Thursday, November 6, 2008

Barack the vote!!

So on the first- Day of the Dead- we drove to the towns that Anna and Salvatore's families are from (Bultei and Flussio) to visit their family cemeteries. I actually was expecting it to be super lame, but it ended up being pretty cool! All of the tombs are above ground, and basically look like countertops (let the ooba tooba jokes ensue...). The richer families (like Anna's) have little houses with all their tombs in them. Then everyone goes on this day to put flowers and candles on the tombs. It was pretty neat.

So I am sitting in class. It's silent. Everyone is taking a Greek test. The professor actually gave me a test, too. HA. Yeah, right.

All four of the girls down the row in front of me are wearing a purple sweater. It's funny. They say Italians are so stylish, and so it seems... at first. Then you realize that they all have the same exact style... and suddenly it becomes far less in style, indeed.

So elections were yesterday (well, we found out the results yesterday), and let me just say... Europe is STOKED. Had this election been world-wide, I guarantee Obama would have won with like, 93% of the popular vote. While I'm on the subject... I can now assure you that explaining the electoral college system to foreigners in a language you barely know is NOT the easiest thing. Anyway. It's really funny to see how excited everyone is about another country's president. Shows how much the U.S. has an effect on the rest of the world though, huh? I mean, anyone know the name of Italy's president?

It's my birthday today.
1. I'm 18! (not 19, Truckee Sunrise! hehe, I'm young.)
2. Yes, I know... two days AFTER one of the most ground-breaking presidential elections in history...
3. I officially, for the first and only time, probably ever, was older than Spike for nine hours!!... which ended two minutes ago, because it's now 9:02 am here, therefore midnight in America, so he's 18, too. Oh well. It was cool while it lasted.
4. Happy half birthdays to Josh, Ashley and Tyler.
5. I get to open my package from home now!!!
6. I am going to a pizzaria and then to a disco with the girls in my class Saturday to celebrate. :]
7. Italians are really big on the whole text-you-right-at-midnight-or-first-thing-in-the-morning thing. Hahaha. Ahh... I like, did not go to sleep.
8. I have to go to a Rotary meeting tonight. Sweet. But it's just my club, so there won't be any of the kids that are usually at the Alghero/Sassari meetings.
9. Yesssss I just got out of making up my physics test by saying it's my birthday. Bitchin'.
10. I don't like lists with less than 10 things on them... so... I bought a bright orange pair of pants. And you're jealous.

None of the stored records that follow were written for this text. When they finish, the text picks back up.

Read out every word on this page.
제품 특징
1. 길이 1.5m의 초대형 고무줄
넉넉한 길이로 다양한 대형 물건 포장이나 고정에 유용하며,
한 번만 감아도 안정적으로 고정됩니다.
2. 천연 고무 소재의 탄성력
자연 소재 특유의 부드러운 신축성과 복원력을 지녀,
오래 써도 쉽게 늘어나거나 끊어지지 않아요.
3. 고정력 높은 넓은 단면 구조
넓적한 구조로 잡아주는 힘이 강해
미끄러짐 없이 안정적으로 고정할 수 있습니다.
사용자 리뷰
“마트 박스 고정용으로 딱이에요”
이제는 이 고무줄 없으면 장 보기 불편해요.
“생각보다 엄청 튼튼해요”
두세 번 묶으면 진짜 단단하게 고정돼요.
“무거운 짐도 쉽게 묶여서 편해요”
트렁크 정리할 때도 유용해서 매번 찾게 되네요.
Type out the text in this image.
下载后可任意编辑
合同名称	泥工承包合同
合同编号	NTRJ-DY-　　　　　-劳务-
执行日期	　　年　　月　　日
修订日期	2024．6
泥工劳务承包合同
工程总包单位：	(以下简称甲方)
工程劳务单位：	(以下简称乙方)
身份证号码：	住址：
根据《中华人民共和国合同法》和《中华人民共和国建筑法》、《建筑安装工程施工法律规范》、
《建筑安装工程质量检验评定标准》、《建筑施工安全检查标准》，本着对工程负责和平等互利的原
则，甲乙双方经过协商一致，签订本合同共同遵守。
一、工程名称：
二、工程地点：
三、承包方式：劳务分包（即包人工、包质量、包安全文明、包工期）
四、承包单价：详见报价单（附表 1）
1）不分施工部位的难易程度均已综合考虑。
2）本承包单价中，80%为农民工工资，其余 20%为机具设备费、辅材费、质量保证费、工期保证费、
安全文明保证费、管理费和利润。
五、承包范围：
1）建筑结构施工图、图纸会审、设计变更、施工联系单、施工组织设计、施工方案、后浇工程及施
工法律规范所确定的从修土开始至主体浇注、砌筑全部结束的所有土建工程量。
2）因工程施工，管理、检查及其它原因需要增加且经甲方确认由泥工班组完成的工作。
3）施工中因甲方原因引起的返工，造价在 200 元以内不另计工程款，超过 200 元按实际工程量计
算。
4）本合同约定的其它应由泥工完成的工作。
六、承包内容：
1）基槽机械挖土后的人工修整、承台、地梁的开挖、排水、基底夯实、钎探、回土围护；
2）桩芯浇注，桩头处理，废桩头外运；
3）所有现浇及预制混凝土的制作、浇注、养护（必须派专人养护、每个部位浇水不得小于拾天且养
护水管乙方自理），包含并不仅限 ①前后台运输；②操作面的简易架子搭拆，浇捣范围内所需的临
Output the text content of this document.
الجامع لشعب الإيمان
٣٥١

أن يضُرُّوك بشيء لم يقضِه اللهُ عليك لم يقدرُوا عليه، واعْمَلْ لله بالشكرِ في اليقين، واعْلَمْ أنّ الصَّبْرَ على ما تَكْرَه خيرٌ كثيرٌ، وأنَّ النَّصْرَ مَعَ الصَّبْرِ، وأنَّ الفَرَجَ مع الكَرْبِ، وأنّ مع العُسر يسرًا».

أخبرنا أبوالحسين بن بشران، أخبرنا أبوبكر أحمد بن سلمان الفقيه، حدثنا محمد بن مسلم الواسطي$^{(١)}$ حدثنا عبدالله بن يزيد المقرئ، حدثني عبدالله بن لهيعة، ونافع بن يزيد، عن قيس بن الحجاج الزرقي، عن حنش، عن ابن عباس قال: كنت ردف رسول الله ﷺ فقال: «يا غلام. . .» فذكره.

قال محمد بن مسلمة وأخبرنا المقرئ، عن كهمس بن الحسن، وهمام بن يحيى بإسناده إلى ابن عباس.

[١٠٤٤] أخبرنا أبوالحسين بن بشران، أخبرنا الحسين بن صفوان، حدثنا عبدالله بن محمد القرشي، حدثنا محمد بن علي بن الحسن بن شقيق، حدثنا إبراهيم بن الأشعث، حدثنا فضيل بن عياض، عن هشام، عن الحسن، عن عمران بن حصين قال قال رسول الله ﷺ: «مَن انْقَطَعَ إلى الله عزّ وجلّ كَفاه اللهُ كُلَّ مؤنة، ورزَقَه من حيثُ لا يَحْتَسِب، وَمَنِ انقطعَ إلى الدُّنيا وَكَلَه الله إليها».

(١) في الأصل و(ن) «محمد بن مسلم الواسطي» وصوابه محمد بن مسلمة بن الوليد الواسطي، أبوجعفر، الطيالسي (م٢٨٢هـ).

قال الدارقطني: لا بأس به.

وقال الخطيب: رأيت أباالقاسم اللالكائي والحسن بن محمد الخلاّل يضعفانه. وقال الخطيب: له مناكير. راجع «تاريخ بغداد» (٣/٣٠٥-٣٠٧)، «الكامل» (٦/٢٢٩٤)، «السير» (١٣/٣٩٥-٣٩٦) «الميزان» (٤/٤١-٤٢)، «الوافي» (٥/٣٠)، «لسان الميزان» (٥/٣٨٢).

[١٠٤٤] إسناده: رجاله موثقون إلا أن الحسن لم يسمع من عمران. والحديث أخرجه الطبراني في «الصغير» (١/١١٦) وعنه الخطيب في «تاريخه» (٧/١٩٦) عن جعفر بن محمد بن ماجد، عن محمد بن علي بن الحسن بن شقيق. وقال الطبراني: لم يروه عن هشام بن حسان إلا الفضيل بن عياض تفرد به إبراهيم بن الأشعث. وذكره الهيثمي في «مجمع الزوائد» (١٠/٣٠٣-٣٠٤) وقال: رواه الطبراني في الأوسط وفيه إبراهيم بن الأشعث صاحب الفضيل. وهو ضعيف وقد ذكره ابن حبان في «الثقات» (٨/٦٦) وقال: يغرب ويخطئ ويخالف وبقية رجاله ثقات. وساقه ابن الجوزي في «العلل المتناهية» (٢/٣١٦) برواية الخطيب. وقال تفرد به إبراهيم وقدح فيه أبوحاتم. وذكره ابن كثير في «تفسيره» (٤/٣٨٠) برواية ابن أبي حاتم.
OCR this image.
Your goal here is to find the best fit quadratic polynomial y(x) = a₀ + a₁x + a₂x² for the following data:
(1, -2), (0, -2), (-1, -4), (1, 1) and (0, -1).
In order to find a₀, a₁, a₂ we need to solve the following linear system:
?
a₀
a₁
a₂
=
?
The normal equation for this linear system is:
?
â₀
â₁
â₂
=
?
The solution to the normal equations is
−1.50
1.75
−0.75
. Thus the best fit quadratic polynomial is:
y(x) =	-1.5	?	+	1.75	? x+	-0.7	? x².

Tim just got in trouble for drinking water in class. Apparently you're not allowed to do that in Italy... whaaaaaat...

Oh. So these are the escalator things at the supermarket that I said I'd take a picture of. They're flat so you can put your cart on, but then somehow the wheels are designed to lock with the grids of the escalator so they don't roll when you're going up and down to the parking garage. Genius.